My Jewish teachers in graduate school taught us that one of the best ways to understand the Hebrew Bible--especially the Law (Genesis to Deuteronomy) and the Prophets (Joshua, Judges, Samuel, Kings, Isaiah, Jeremiah, Ezekiel, and the Twelve [Hosea to Malachi])--is to focus on who speaks for God in these traditions.

In the Law, God speaks through Moses. In the Prophets, God speaks through Elijah (and Elisha, Deborrah, Samuel, and the rest of the prophets). In our lection (and in the gospels), God speaks through Jesus.

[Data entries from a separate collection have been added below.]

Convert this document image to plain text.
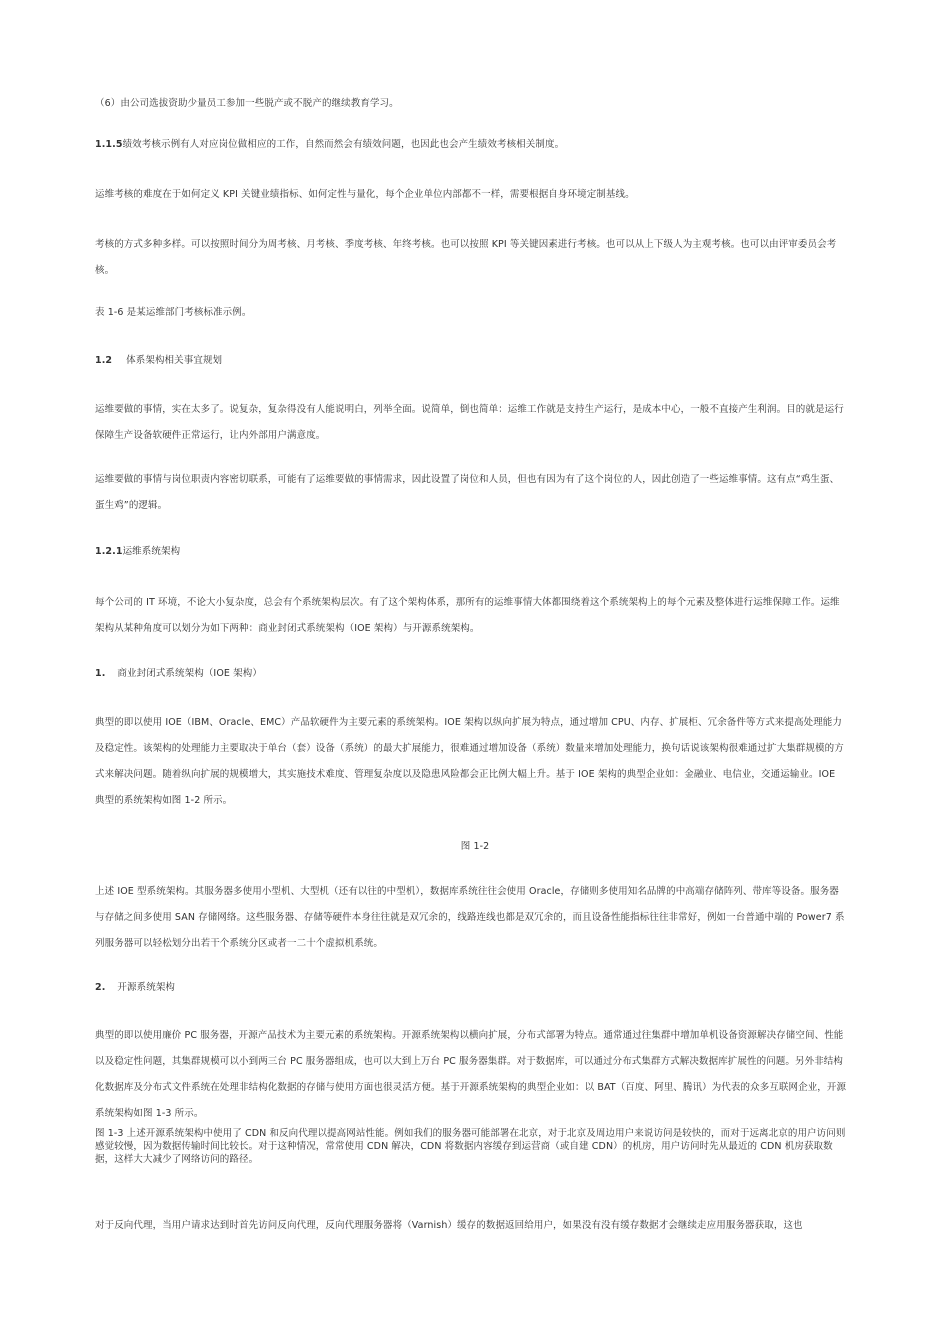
（6）由公司选拔资助少量员工参加一些脱产或不脱产的继续教育学习。

1.1.5绩效考核示例有人对应岗位做相应的工作，自然而然会有绩效问题，也因此也会产生绩效考核相关制度。

运维考核的难度在于如何定义 KPI 关键业绩指标、如何定性与量化，每个企业单位内部都不一样，需要根据自身环境定制基线。

考核的方式多种多样。可以按照时间分为周考核、月考核、季度考核、年终考核。也可以按照 KPI 等关键因素进行考核。也可以从上下级人为主观考核。也可以由评审委员会考核。

表 1-6 是某运维部门考核标准示例。

1.2 体系架构相关事宜规划

运维要做的事情，实在太多了。说复杂，复杂得没有人能说明白，列举全面。说简单，倒也简单：运维工作就是支持生产运行，是成本中心，一般不直接产生利润。目的就是运行保障生产设备软硬件正常运行，让内外部用户满意度。

运维要做的事情与岗位职责内容密切联系，可能有了运维要做的事情需求，因此设置了岗位和人员，但也有因为有了这个岗位的人，因此创造了一些运维事情。这有点“鸡生蛋、蛋生鸡”的逻辑。

1.2.1运维系统架构

每个公司的 IT 环境，不论大小复杂度，总会有个系统架构层次。有了这个架构体系，那所有的运维事情大体都围绕着这个系统架构上的每个元素及整体进行运维保障工作。运维架构从某种角度可以划分为如下两种：商业封闭式系统架构（IOE 架构）与开源系统架构。

1. 商业封闭式系统架构（IOE 架构）

典型的即以使用 IOE（IBM、Oracle、EMC）产品软硬件为主要元素的系统架构。IOE 架构以纵向扩展为特点，通过增加 CPU、内存、扩展柜、冗余备件等方式来提高处理能力及稳定性。该架构的处理能力主要取决于单台（套）设备（系统）的最大扩展能力，很难通过增加设备（系统）数量来增加处理能力，换句话说该架构很难通过扩大集群规模的方式来解决问题。随着纵向扩展的规模增大，其实施技术难度、管理复杂度以及隐患风险都会正比例大幅上升。基于 IOE 架构的典型企业如：金融业、电信业，交通运输业。IOE 典型的系统架构如图 1-2 所示。

图 1-2

上述 IOE 型系统架构。其服务器多使用小型机、大型机（还有以往的中型机），数据库系统往往会使用 Oracle，存储则多使用知名品牌的中高端存储阵列、带库等设备。服务器与存储之间多使用 SAN 存储网络。这些服务器、存储等硬件本身往往就是双冗余的，线路连线也都是双冗余的，而且设备性能指标往往非常好，例如一台普通中端的 Power7 系列服务器可以轻松划分出若干个系统分区或者一二十个虚拟机系统。

2. 开源系统架构

典型的即以使用廉价 PC 服务器，开源产品技术为主要元素的系统架构。开源系统架构以横向扩展，分布式部署为特点。通常通过往集群中增加单机设备资源解决存储空间、性能以及稳定性问题，其集群规模可以小到两三台 PC 服务器组成，也可以大到上万台 PC 服务器集群。对于数据库，可以通过分布式集群方式解决数据库扩展性的问题。另外非结构化数据库及分布式文件系统在处理非结构化数据的存储与使用方面也很灵活方便。基于开源系统架构的典型企业如：以 BAT（百度、阿里、腾讯）为代表的众多互联网企业，开源系统架构如图 1-3 所示。

图 1-3 上述开源系统架构中使用了 CDN 和反向代理以提高网站性能。例如我们的服务器可能部署在北京，对于北京及周边用户来说访问是较快的，而对于远离北京的用户访问则感觉较慢，因为数据传输时间比较长。对于这种情况，常常使用 CDN 解决，CDN 将数据内容缓存到运营商（或自建 CDN）的机房，用户访问时先从最近的 CDN 机房获取数据，这样大大减少了网络访问的路径。

对于反向代理，当用户请求达到时首先访问反向代理，反向代理服务器将（Varnish）缓存的数据返回给用户，如果没有没有缓存数据才会继续走应用服务器获取，这也
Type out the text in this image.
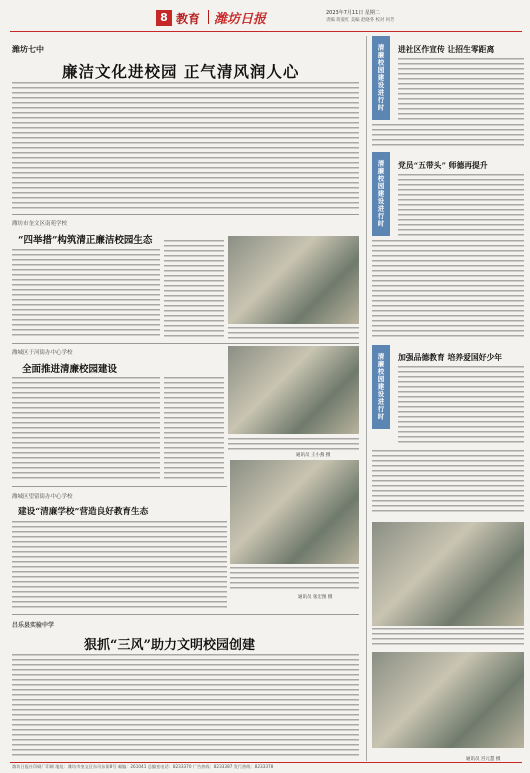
8 教育 潍坊日报	2023年7月11日 星期二
责编 蒋爱红 美编 赵晓冬 校对 何芳
潍坊七中
廉洁文化进校园 正气清风润人心
潍坊市奎文区南苑学校
“四举措”构筑清正廉洁校园生态
潍城区于河街办中心学校
全面推进清廉校园建设
通讯员 王小燕 摄
潍城区望留街办中心学校
建设“清廉学校”营造良好教育生态
通讯员 张宏图 摄
清廉校园建设进行时	进社区作宣传 让招生零距离
清廉校园建设进行时	党员“五带头” 师德再提升
清廉校园建设进行时	加强品德教育 培养爱国好少年
通讯员 宫元慧 摄
吕乐县实验中学
狠抓“三风”助力文明校园创建
潍坊日报社印刷厂印刷 地址：潍坊市奎文区东风东街8号 邮编：261041 总编室电话：8233370 广告热线：8233387 发行热线：8233378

My friends, God speaks through anyone God chooses. God especially speaks through those whose lives proclaim good news to the poor, freedom for the prisoners, recovery of sight for the blind, liberation for the oppressed, and God's Jubilee of justice!

Lest we forget: Moses, Elijah, and Jesus are not, and never have been, Christians. Those of us who take pride in calling ourselves Christian should stop thinking that we have exclusive access to God.

*art, "Sermon on the Mount (2010)," by Laura James (from the vanderbilt divinity library digital archives).

Thursday, February 02, 2023

Salt, Light, and a Grain of Wheat

Two of the most popular metaphors for the church come from Paul. When you ask people what the church is, most of them will respond with "Body of Christ" or "Bride of Christ."


There are actually more metaphors and three of the most powerful come from Jesus. Salt. Light. And a grain of wheat. The first two come from Sunday's Matthean lection. The third is Johannine. We have heard so many homilies about these three. We are the salt of the earth, we give flavor to life. We are the light of the world, we push away the darkness. We are a grain of wheat, we need to bear fruit... We feel good about being salt, light, and a grain of wheat.

We are so comfortable with these interpretations we miss what those metaphors demand from us: all require self-sacrifice, all require emptying, all require death...

Salt dissolves. Light burns out. And "unless a grain of wheat falls into the earth and dies, it remains just a single grain; but if it dies, it bears much fruit."

We should never forget what Jesus commands us: "No one has greater love than this, to lay down one's life for one's friends." We should never forget what his earliest disciples remind us: "We know love by this, that he laid down his life for us—and we ought to lay down our lives for one another."

We should never, ever, forget that we follow a Crucified and Risen Lord. There is no Resurrection without the Crucifixion.

When Christ calls us, he bids us come and die.+

*art, "Shine," by Mike Moyers (from the Vanderbilt Divinity Library digital archives).  
+Deitrich Bonhoeffer


Saturday, January 28, 2023

BLESSED ARE THE POOR

The Greek word for poor is "ptochos--" people who are destitute, people who are so poor that begging and stealing become options for them to survive. They are drowning in misery.

War, slavery, and indebtedness leave people widows and orphans and strangers. War, slavery, and indebtedness leave people destitute, displaced, and dispossessed.

The Hebrew Bible, over and over and over, challenged the Ancient Israelites and Judahites to care for widows, orphans, and strangers. War, slavery, and indebtedness were all part of the structures and systems of evil that made the rich richer and the poor miserable.

During the time of Jesus, the 1% owned and controlled the land and practically everything else. Half of the population was slowly starving to death. Life expectancy was 28 years.

The poor that Matthew talks about are people who have to beg God in prayer to give them today the food they need because that's how they get to tomorrow.

There are people who love to pray this prayer while they have cupboards--or even storehouses--of food enough for a week, a month, a year, or longer.

These people are not poor. They should stop praying the prayer.



*art, "The Sermon on the Mount," JESUS MAFA (from the vanderbilt diviniyt library digital archives).